A California girl in the ’90s borrowed her family’s camcorder and started making her own movies. Though “Cheese Quest” and “Aliens” have never been shown in theaters or on Netflix, they were how now-established cinematographer Chloe Weaver got her start.

On Wednesday, UF telecommunication professor Iman Zawahry interviewed Weaver on a College of Journalism and Communications Facebook livestream. The first event in the college’s new series, “Great Storytellers: Women and the Art of Film,” lasted from 4-5 p.m. At its peak, 34 people watched the livestream.

The series will feature four more livestreams on Facebook Live showing different accomplished and diverse women in film. The live events will be held every Wednesday at 4 p.m. for the next month.

“The College of Journalism and Communications wanted to create a series for the students and our community to stay uplifted and engaged during quarantine, so they asked me what I thought about doing a woman in film series,” Zawahry wrote in an email.

According to Zawahry, the next speakers in the series include Li Lu, an Asian American director in documentary and narrative film; Jesi Rojas, a Venezuelan American film editor and recent graduate from the UF College of Journalism and Communications; Lena Khan, an Indian American Muslim director and the first hijabi director in Hollywood; and one more unannounced filmmaker.

Zawahry and Weaver are friends and colleagues and met on the set of Zawahry’s feature film, “American.ish.”

Weaver, 35, is a well-established cinematographer who has worked in the industry for ten years. She shot the Netflix show “Chef’s Table” in Australia and five other countries, and the series ended up lasting seven years.

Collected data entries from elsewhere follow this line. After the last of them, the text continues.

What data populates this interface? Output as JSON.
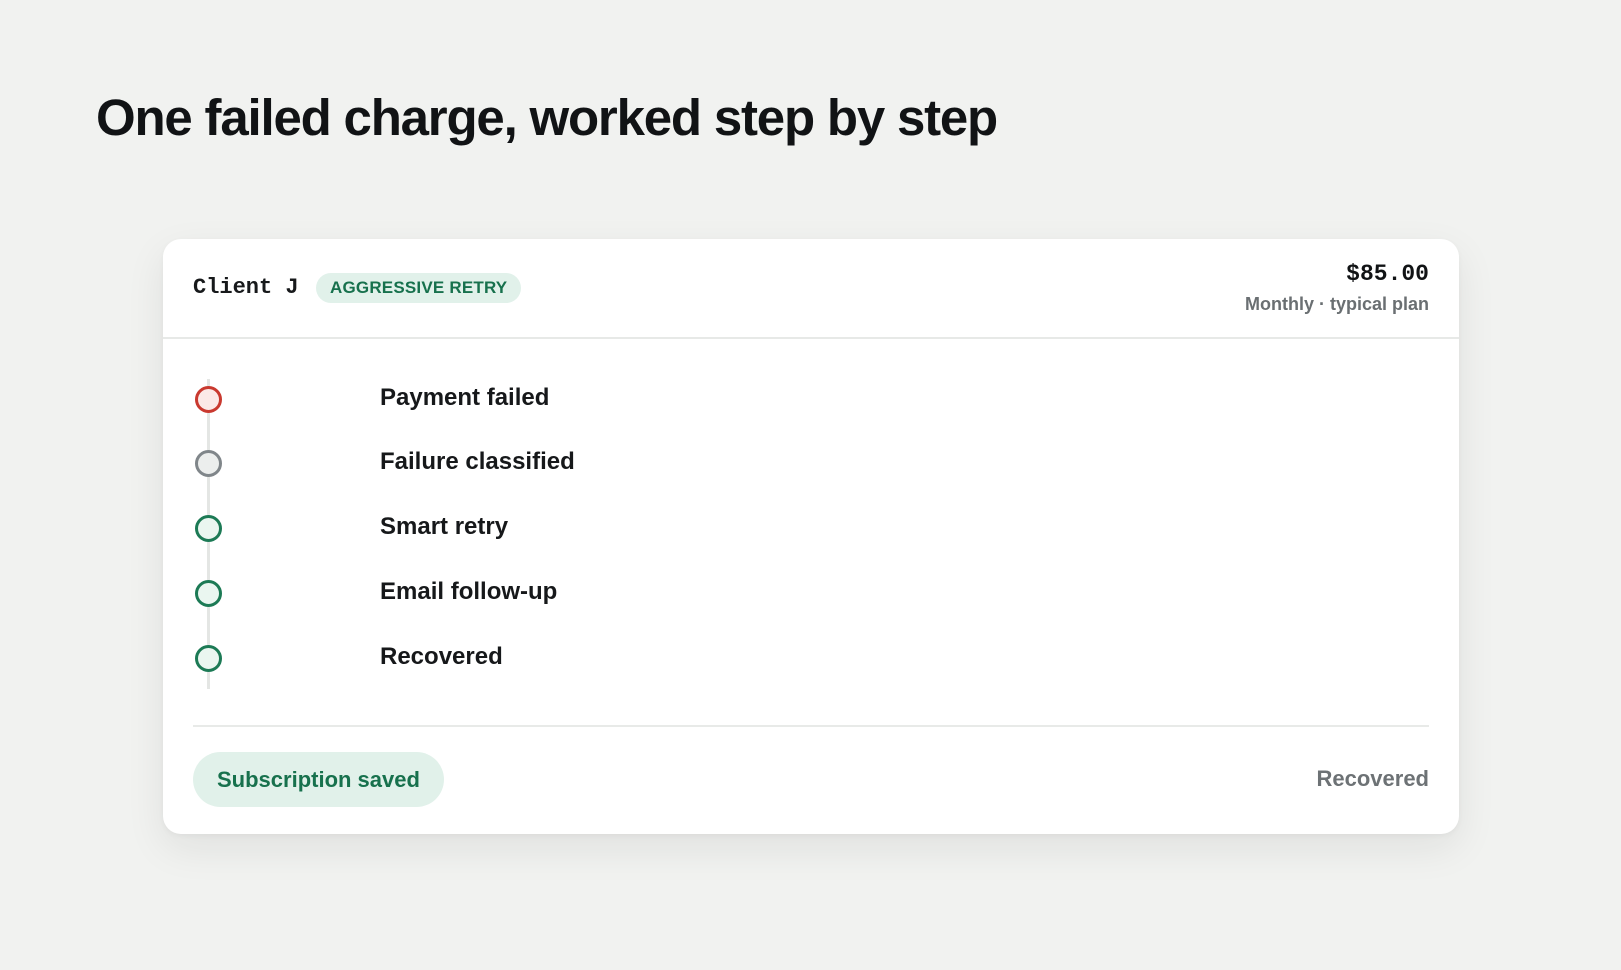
{
  "page": {
    "title": "One failed charge, worked step by step"
  },
  "card": {
    "client_name": "Client J",
    "strategy_badge": "AGGRESSIVE RETRY",
    "amount": "$85.00",
    "plan_note": "Monthly · typical plan",
    "steps": [
      {
        "label": "Payment failed",
        "status": "failed",
        "color": "#c9392f"
      },
      {
        "label": "Failure classified",
        "status": "neutral",
        "color": "#80868a"
      },
      {
        "label": "Smart retry",
        "status": "success",
        "color": "#1c7a55"
      },
      {
        "label": "Email follow-up",
        "status": "success",
        "color": "#1c7a55"
      },
      {
        "label": "Recovered",
        "status": "success",
        "color": "#1c7a55"
      }
    ],
    "result_pill": "Subscription saved",
    "result_status": "Recovered"
  },
  "colors": {
    "background": "#f1f2f0",
    "accent_green": "#17714d",
    "badge_background": "#e1f1ea",
    "failed_red": "#c9392f",
    "neutral_gray": "#80868a"
  }
}
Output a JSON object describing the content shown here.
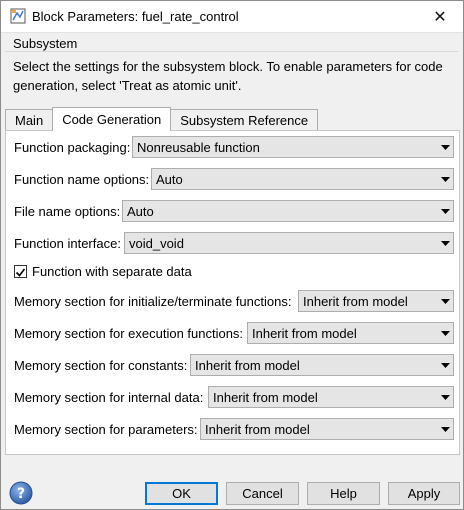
{
  "window": {
    "title": "Block Parameters: fuel_rate_control",
    "close_symbol": "✕"
  },
  "group": {
    "label": "Subsystem",
    "description": "Select the settings for the subsystem block. To enable parameters for code generation, select 'Treat as atomic unit'."
  },
  "tabs": [
    {
      "label": "Main",
      "active": false
    },
    {
      "label": "Code Generation",
      "active": true
    },
    {
      "label": "Subsystem Reference",
      "active": false
    }
  ],
  "fields": {
    "function_packaging": {
      "label": "Function packaging:",
      "value": "Nonreusable function"
    },
    "function_name_options": {
      "label": "Function name options:",
      "value": "Auto"
    },
    "file_name_options": {
      "label": "File name options:",
      "value": "Auto"
    },
    "function_interface": {
      "label": "Function interface:",
      "value": "void_void"
    },
    "separate_data": {
      "label": "Function with separate data",
      "checked": true
    },
    "mem_init_term": {
      "label": "Memory section for initialize/terminate functions:",
      "value": "Inherit from model"
    },
    "mem_exec": {
      "label": "Memory section for execution functions:",
      "value": "Inherit from model"
    },
    "mem_constants": {
      "label": "Memory section for constants:",
      "value": "Inherit from model"
    },
    "mem_internal": {
      "label": "Memory section for internal data:",
      "value": "Inherit from model"
    },
    "mem_params": {
      "label": "Memory section for parameters:",
      "value": "Inherit from model"
    }
  },
  "buttons": {
    "ok": "OK",
    "cancel": "Cancel",
    "help": "Help",
    "apply": "Apply"
  },
  "icons": {
    "caret": "dropdown-caret-icon",
    "help": "help-question-icon",
    "app": "simulink-block-icon"
  },
  "colors": {
    "accent": "#0078d7",
    "help_icon": "#3b6fb6"
  }
}
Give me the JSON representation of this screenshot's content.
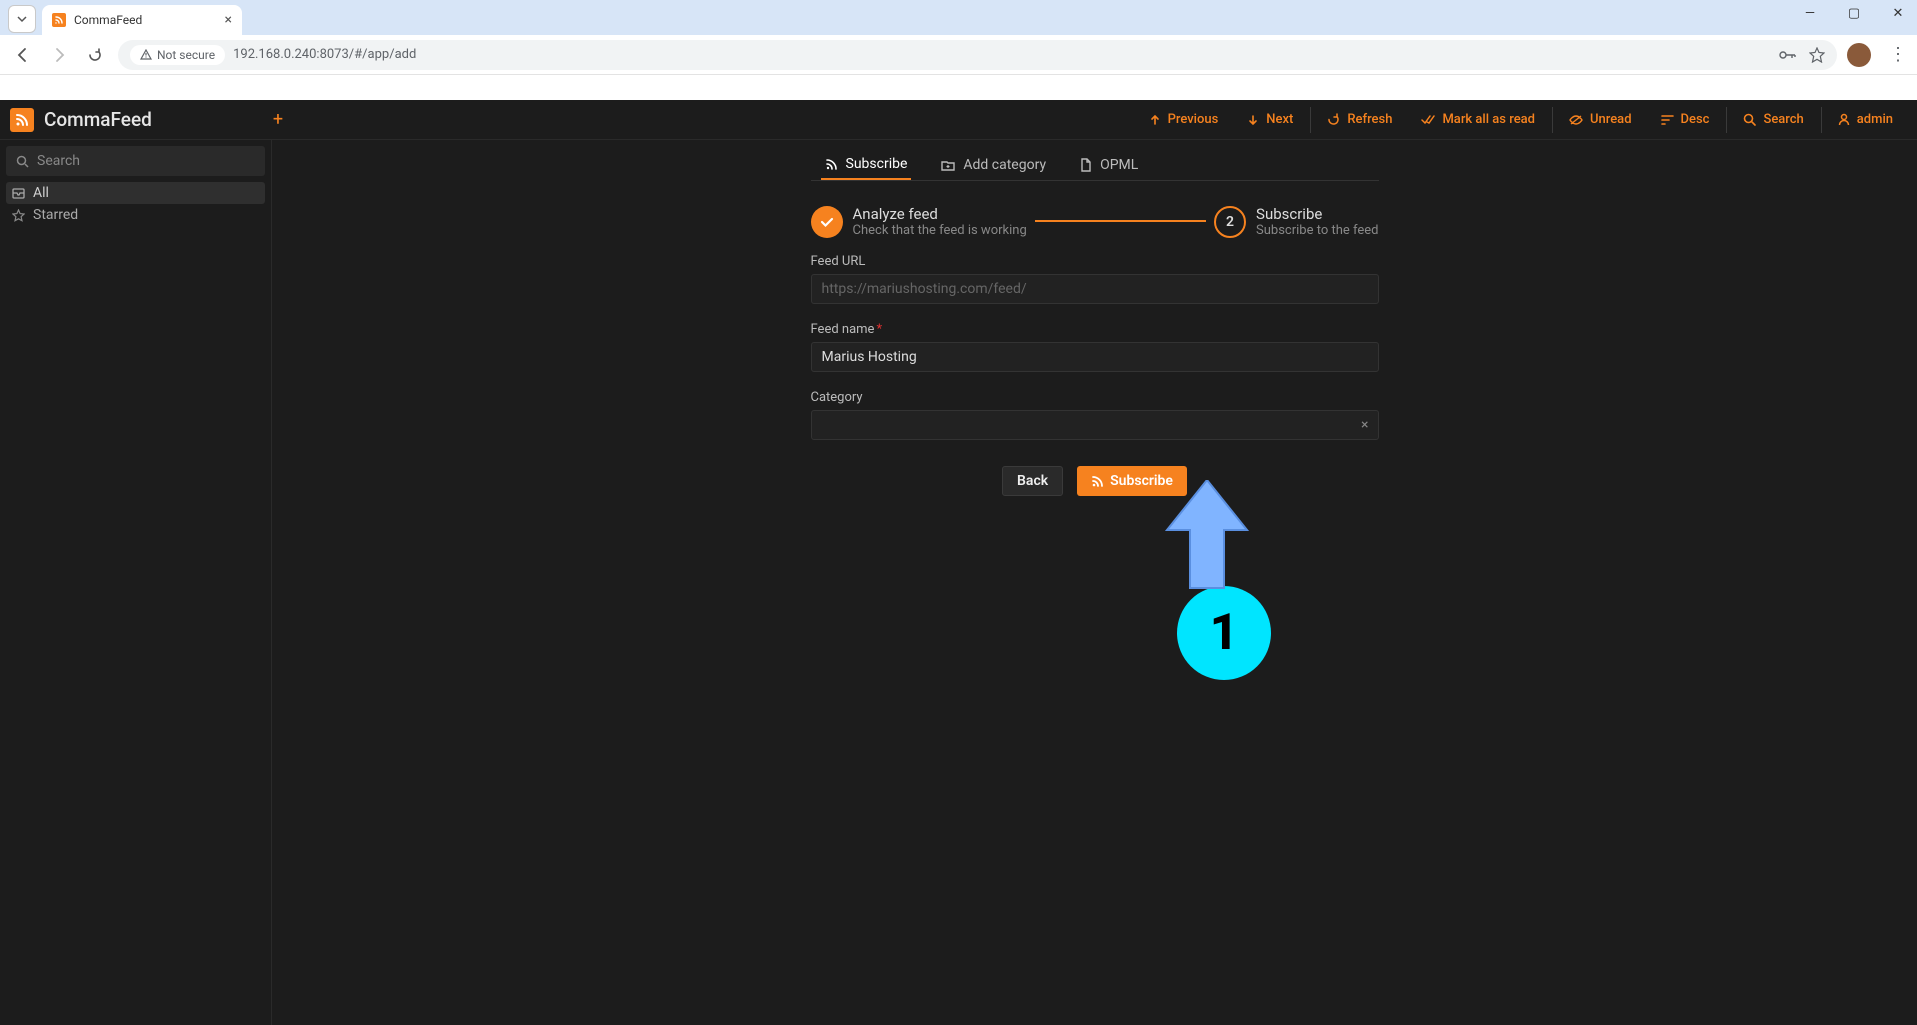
{
  "browser": {
    "tab_title": "CommaFeed",
    "url": "192.168.0.240:8073/#/app/add",
    "not_secure": "Not secure"
  },
  "app": {
    "brand": "CommaFeed",
    "sidebar": {
      "search_placeholder": "Search",
      "items": [
        {
          "label": "All",
          "active": true
        },
        {
          "label": "Starred",
          "active": false
        }
      ]
    },
    "top_actions": {
      "previous": "Previous",
      "next": "Next",
      "refresh": "Refresh",
      "mark_all": "Mark all as read",
      "unread": "Unread",
      "desc": "Desc",
      "search": "Search",
      "admin": "admin"
    },
    "tabs": {
      "subscribe": "Subscribe",
      "add_category": "Add category",
      "opml": "OPML"
    },
    "stepper": {
      "step1_title": "Analyze feed",
      "step1_desc": "Check that the feed is working",
      "step2_num": "2",
      "step2_title": "Subscribe",
      "step2_desc": "Subscribe to the feed"
    },
    "form": {
      "feed_url_label": "Feed URL",
      "feed_url_value": "https://mariushosting.com/feed/",
      "feed_name_label": "Feed name",
      "feed_name_value": "Marius Hosting",
      "category_label": "Category",
      "category_value": ""
    },
    "buttons": {
      "back": "Back",
      "subscribe": "Subscribe"
    }
  },
  "annotation": {
    "badge": "1"
  }
}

Aside from talking about her career journey and how she’s worked her way up the ladder, Zawahry and Weaver also discussed what it’s like to be a woman in the film industry.

“I feel like we don’t treat women like they’re inferior in the same way as it had been happening for so many years in the industry,” Weaver said. “I feel mostly completely embraced by my male counterparts, like they’ve always raised me up.”

One viewer of the livestream was Amanda Deery. Deery, 23, a recent UF telecommunication graduate, was Zawahry’s teaching assistant and got to work in New York City on the “American.ish” set.

“Chloe’s a huge mentor and inspiration for me,” Deery said. “Everything she says is always something I kind of like to write down and keep in the back of my mind.”

Sofia Seidel, 20-year-old telecommunication sophomore and co-president of FEM Films, is also passionate about furthering the conversation of women in film and is a fan of the idea of speaker events.

“You can read about (filmmaking) all you want,” Seidel said. “So, having the speakers talk about how they got into film and where they ended motivating to people so they know that there’s not a specific route to take.”